Miremos a dónde nos ha conducido este antropocentrismo, inseparable del androcentrismo, del cristianocentrismo, del eclesiocentrismo, del eurocentrismo y de todos los centrismos. Equilibrios ecológicos mil-milenarios destruidos. El dolor de tantas especies vivientes, el clamor de la Tierra, el clamor de los pobres, de pueblos y continentes enteros. Siempre el afán de estar en el centro y por encima. La riqueza de unos pocos conseguida por la violencia de las armas y del capital financiero.

Francisco, sin saberlo, nos traslada a otro paradigma, más allá incluso de la rancia distinción entre materia y espíritu. Cuando se lavaba las manos, escogía un lugar donde el agua no fuese pisoteada. Dejaba que los candiles se apagaran por sí solos.

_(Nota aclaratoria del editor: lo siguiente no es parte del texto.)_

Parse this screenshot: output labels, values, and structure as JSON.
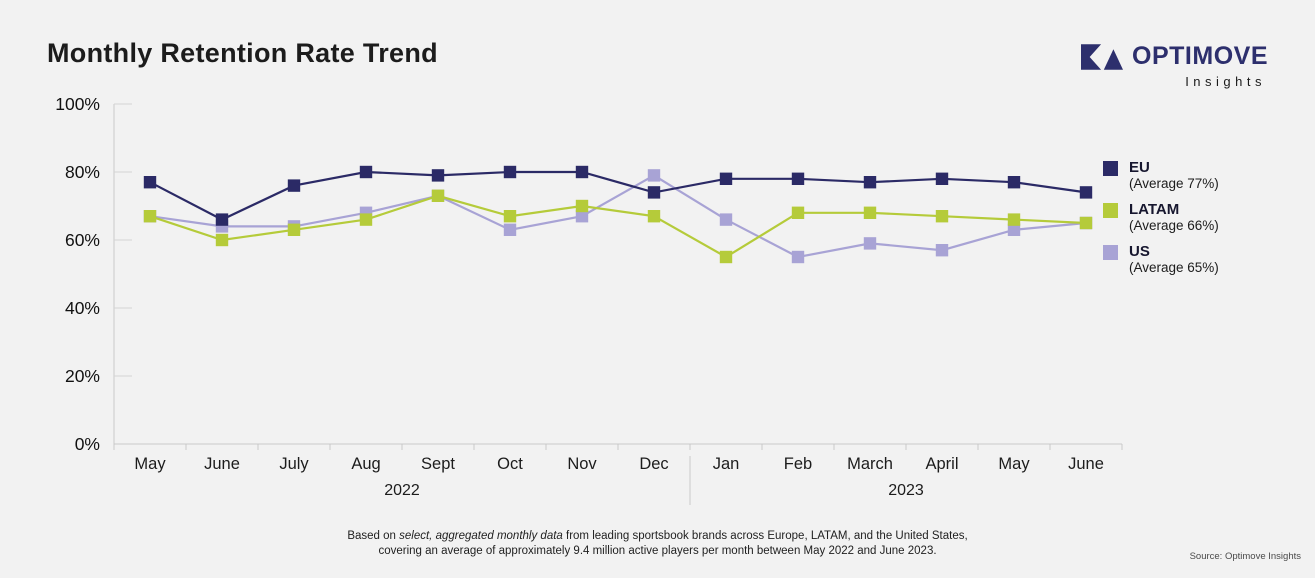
{
  "page": {
    "title": "Monthly Retention Rate Trend",
    "background": "#f2f2f2"
  },
  "logo": {
    "brand": "OPTIMOVE",
    "subtitle": "Insights",
    "color": "#2d2f6d"
  },
  "legend": [
    {
      "name": "EU",
      "average_label": "(Average 77%)",
      "color": "#2b2a66"
    },
    {
      "name": "LATAM",
      "average_label": "(Average 66%)",
      "color": "#b5cb3a"
    },
    {
      "name": "US",
      "average_label": "(Average 65%)",
      "color": "#a8a3d5"
    }
  ],
  "chart_data": {
    "type": "line",
    "title": "Monthly Retention Rate Trend",
    "x": [
      "May",
      "June",
      "July",
      "Aug",
      "Sept",
      "Oct",
      "Nov",
      "Dec",
      "Jan",
      "Feb",
      "March",
      "April",
      "May",
      "June"
    ],
    "year_groups": [
      {
        "label": "2022",
        "months": 8
      },
      {
        "label": "2023",
        "months": 6
      }
    ],
    "y_ticks": [
      "100%",
      "80%",
      "60%",
      "40%",
      "20%",
      "0%"
    ],
    "ylim": [
      0,
      100
    ],
    "grid": false,
    "legend_position": "right",
    "marker": "square",
    "series": [
      {
        "name": "EU",
        "color": "#2b2a66",
        "average": 77,
        "values": [
          77,
          66,
          76,
          80,
          79,
          80,
          80,
          74,
          78,
          78,
          77,
          78,
          77,
          74
        ]
      },
      {
        "name": "LATAM",
        "color": "#b5cb3a",
        "average": 66,
        "values": [
          67,
          60,
          63,
          66,
          73,
          67,
          70,
          67,
          55,
          68,
          68,
          67,
          66,
          65
        ]
      },
      {
        "name": "US",
        "color": "#a8a3d5",
        "average": 65,
        "values": [
          67,
          64,
          64,
          68,
          73,
          63,
          67,
          79,
          66,
          55,
          59,
          57,
          63,
          65
        ]
      }
    ]
  },
  "footnote": {
    "line1_prefix": "Based on ",
    "line1_italic": "select, aggregated monthly data",
    "line1_suffix": " from leading sportsbook brands across Europe, LATAM, and the United States,",
    "line2": "covering an average of approximately 9.4 million active players per month between May 2022 and June 2023."
  },
  "source": "Source: Optimove Insights"
}
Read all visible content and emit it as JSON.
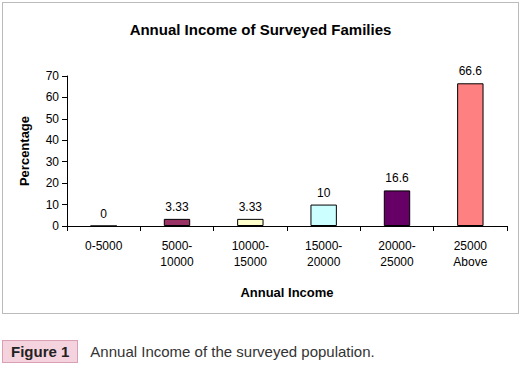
{
  "chart_data": {
    "type": "bar",
    "title": "Annual Income of Surveyed Families",
    "x_label": "Annual Income",
    "y_label": "Percentage",
    "categories": [
      "0-5000",
      "5000-\n10000",
      "10000-\n15000",
      "15000-\n20000",
      "20000-\n25000",
      "25000\nAbove"
    ],
    "values": [
      0,
      3.33,
      3.33,
      10,
      16.6,
      66.6
    ],
    "colors": [
      "#9999ff",
      "#993366",
      "#ffffcc",
      "#ccffff",
      "#660066",
      "#ff8080"
    ],
    "ylim": [
      0,
      70
    ],
    "yticks": [
      0,
      10,
      20,
      30,
      40,
      50,
      60,
      70
    ],
    "grid": false,
    "data_labels": true,
    "figure_label": "Figure 1",
    "caption": "Annual Income of the surveyed population."
  }
}
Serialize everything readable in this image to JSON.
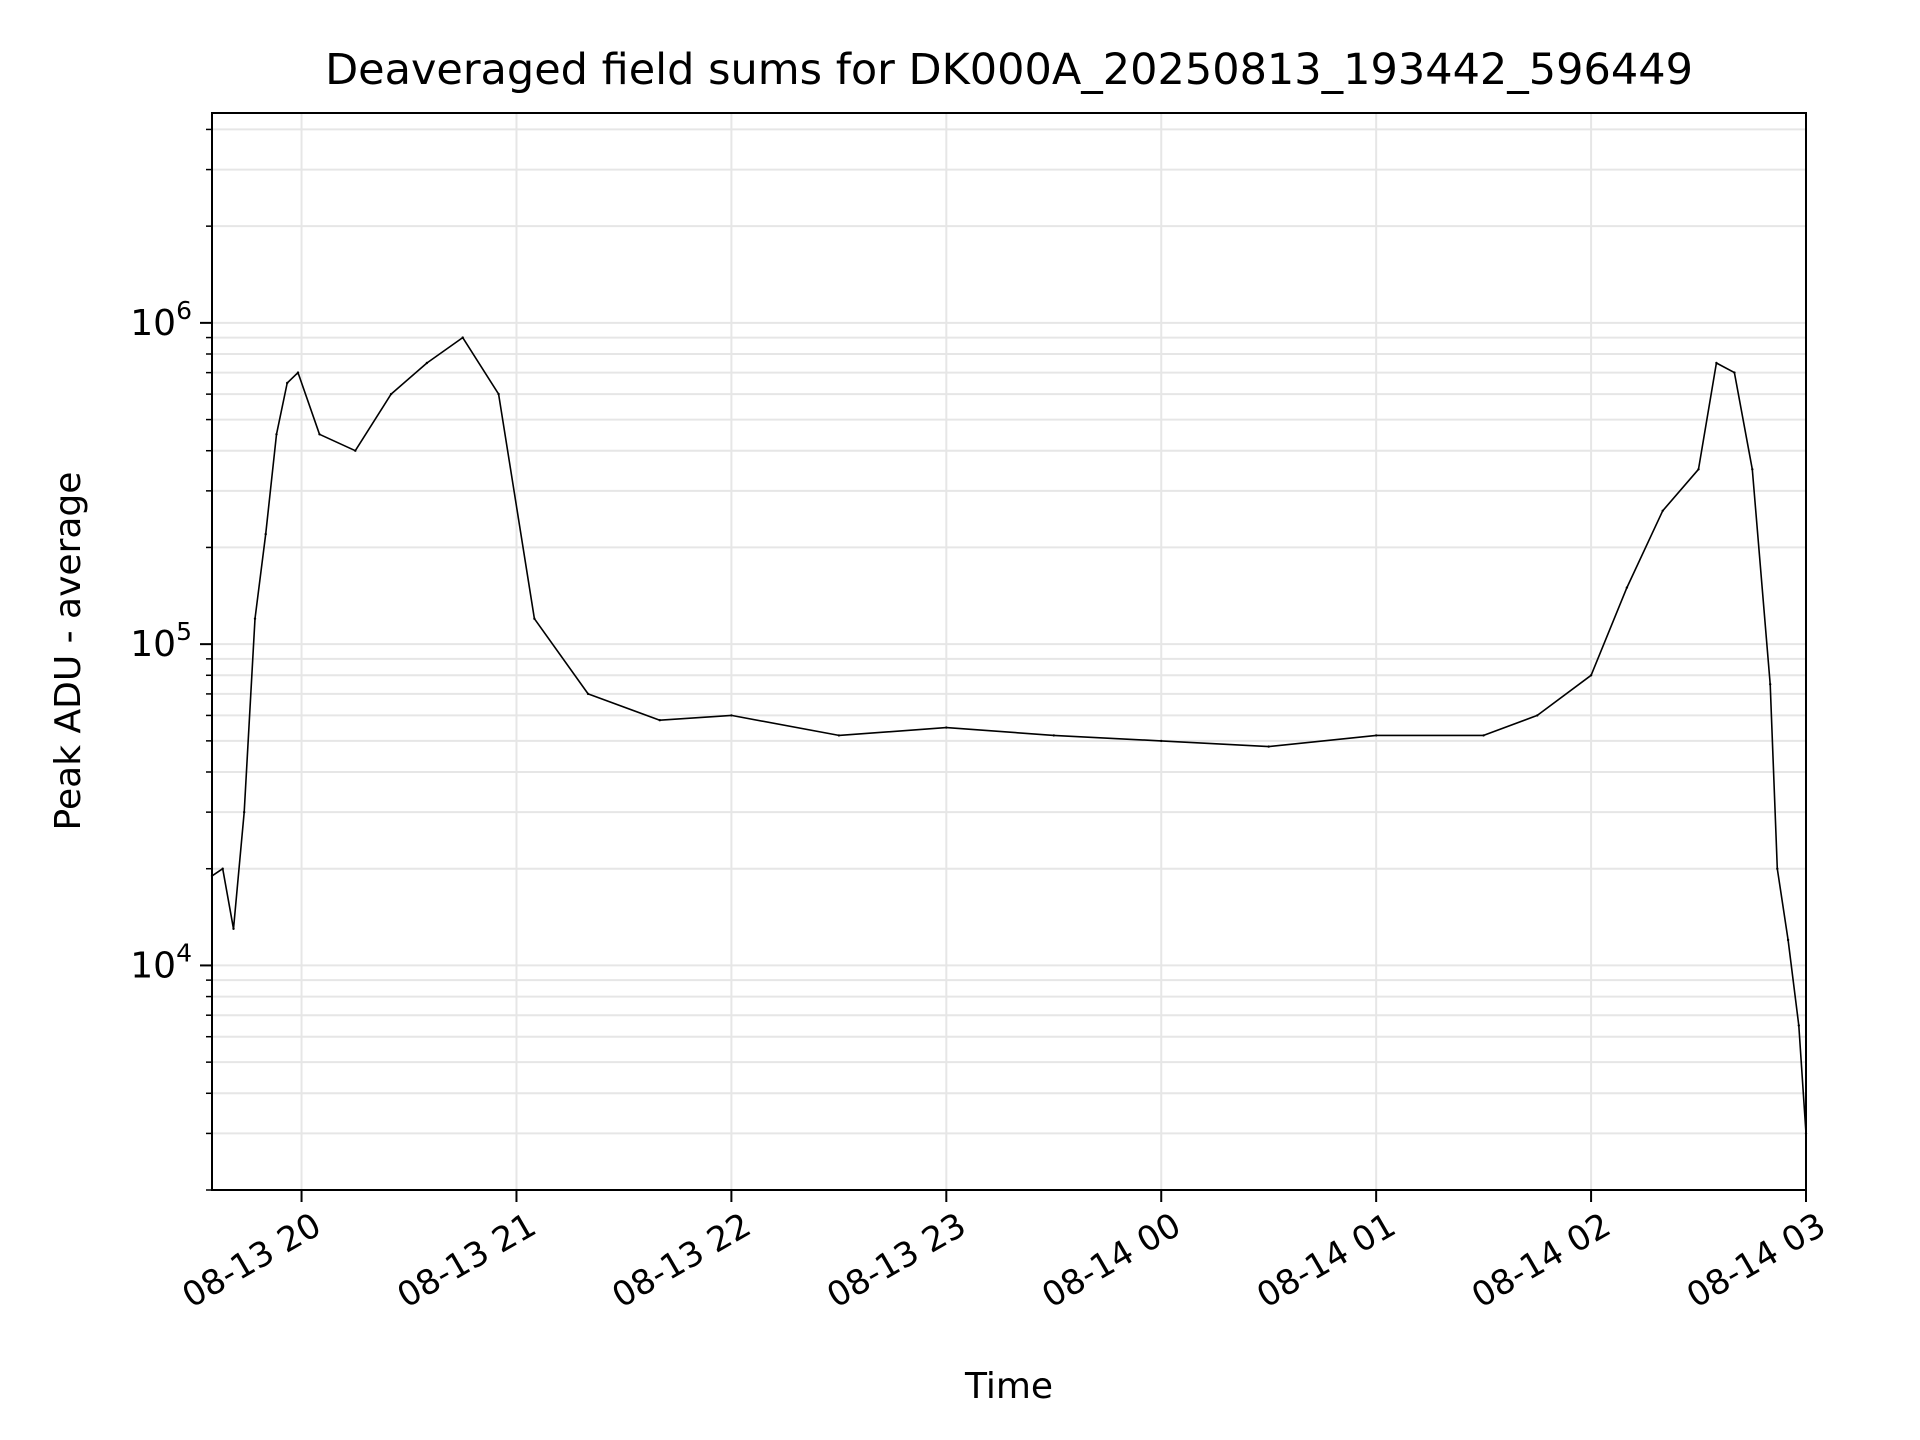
{
  "chart_data": {
    "type": "line",
    "title": "Deaveraged field sums for DK000A_20250813_193442_596449",
    "xlabel": "Time",
    "ylabel": "Peak ADU - average",
    "x_ticks": [
      "08-13 20",
      "08-13 21",
      "08-13 22",
      "08-13 23",
      "08-14 00",
      "08-14 01",
      "08-14 02",
      "08-14 03"
    ],
    "x_range": [
      "2025-08-13 19:35",
      "2025-08-14 03:00"
    ],
    "y_ticks": [
      {
        "exp": 4,
        "base": "10",
        "value": 10000
      },
      {
        "exp": 5,
        "base": "10",
        "value": 100000
      },
      {
        "exp": 6,
        "base": "10",
        "value": 1000000
      }
    ],
    "y_scale": "log",
    "ylim": [
      2000,
      4500000
    ],
    "grid": true,
    "line_color": "#000000",
    "grid_color": "#e6e6e6",
    "series": [
      {
        "x": [
          "2025-08-13 19:35",
          "2025-08-13 19:38",
          "2025-08-13 19:41",
          "2025-08-13 19:44",
          "2025-08-13 19:47",
          "2025-08-13 19:50",
          "2025-08-13 19:53",
          "2025-08-13 19:56",
          "2025-08-13 19:59",
          "2025-08-13 20:05",
          "2025-08-13 20:15",
          "2025-08-13 20:25",
          "2025-08-13 20:35",
          "2025-08-13 20:45",
          "2025-08-13 20:55",
          "2025-08-13 21:05",
          "2025-08-13 21:20",
          "2025-08-13 21:40",
          "2025-08-13 22:00",
          "2025-08-13 22:30",
          "2025-08-13 23:00",
          "2025-08-13 23:30",
          "2025-08-14 00:00",
          "2025-08-14 00:30",
          "2025-08-14 01:00",
          "2025-08-14 01:30",
          "2025-08-14 01:45",
          "2025-08-14 02:00",
          "2025-08-14 02:10",
          "2025-08-14 02:20",
          "2025-08-14 02:30",
          "2025-08-14 02:35",
          "2025-08-14 02:40",
          "2025-08-14 02:45",
          "2025-08-14 02:50",
          "2025-08-14 02:52",
          "2025-08-14 02:55",
          "2025-08-14 02:58",
          "2025-08-14 03:00"
        ],
        "y": [
          19000,
          20000,
          13000,
          30000,
          120000,
          220000,
          450000,
          650000,
          700000,
          450000,
          400000,
          600000,
          750000,
          900000,
          600000,
          120000,
          70000,
          58000,
          60000,
          52000,
          55000,
          52000,
          50000,
          48000,
          52000,
          52000,
          60000,
          80000,
          150000,
          260000,
          350000,
          750000,
          700000,
          350000,
          75000,
          20000,
          12000,
          6500,
          3000
        ]
      }
    ]
  }
}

Pisaba con respeto la tierra y las piedras del camino. No podía ver sufrir o matar a ningún animal. ¿Leyendas? Hay mucho de leyenda, pero sobre todo una sensibilidad. Somos una comunidad de vivientes en una Tierra viviente, evolutiva, creativa, en un universo sin centro en expansión creativa, un universo que canta. No habrá salvación para la comunidad de los vivientes ni, por tanto para nuestra especie humana –que no es ni la primera ni la última– mientras no hagamos nuestra esta perspectiva ecológica radical, mientras no pasemos de la lógica del dominio al cuidado mutuo.

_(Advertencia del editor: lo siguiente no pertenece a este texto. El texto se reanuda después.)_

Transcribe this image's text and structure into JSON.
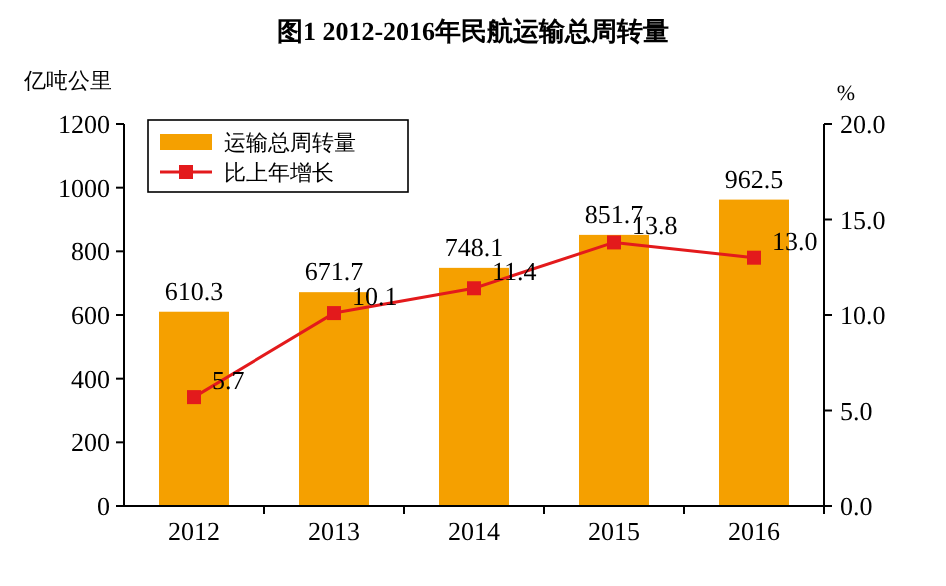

Muchas veces se ha señalado con extrañeza la ausencia del ser humano en este Cántico de las criaturas. No ocupa el centro. Simplemente se une a las criaturas que son, viven, cantan. Es un hermano más. Pero llegamos a la penúltima estrofa que dice: «Loado seas por aquellos que soportan enfermedad y tribulación». El ser humano es un pobre ser sufriente que, por su voluntad de posesión y de dominio, en el fondo por su miedo, causa infinidad de conflictos y sufrimientos a sí mismo y a los demás. «Bienaventurados los que sufran en paz» y los que no hagan sufrir. En ese momento, a Francisco le llega la noticia de que un grave conflicto enfrenta al obispo y al alcalde de Asís. Media entre ellos y logra que hagan las paces. Y añade a su cántico el verso: «Loado seas por aquellos que perdonan». No hay paz, no hay vida, no hay ecología humana y planetaria sin perdón: sin ponerse en el lugar del otro y desearle lo que desearíamos para nosotros.

Tampoco hay vida sin muerte. El médico anuncia a Francisco que su muerte es inminente. Entonces añade una estrofa y acaba su cántico alabando a la Vida por la «hermana muerte». La vida que se da no muere. He ahí la primera o la última clave de la ecología integral de Francisco y de la nuestra.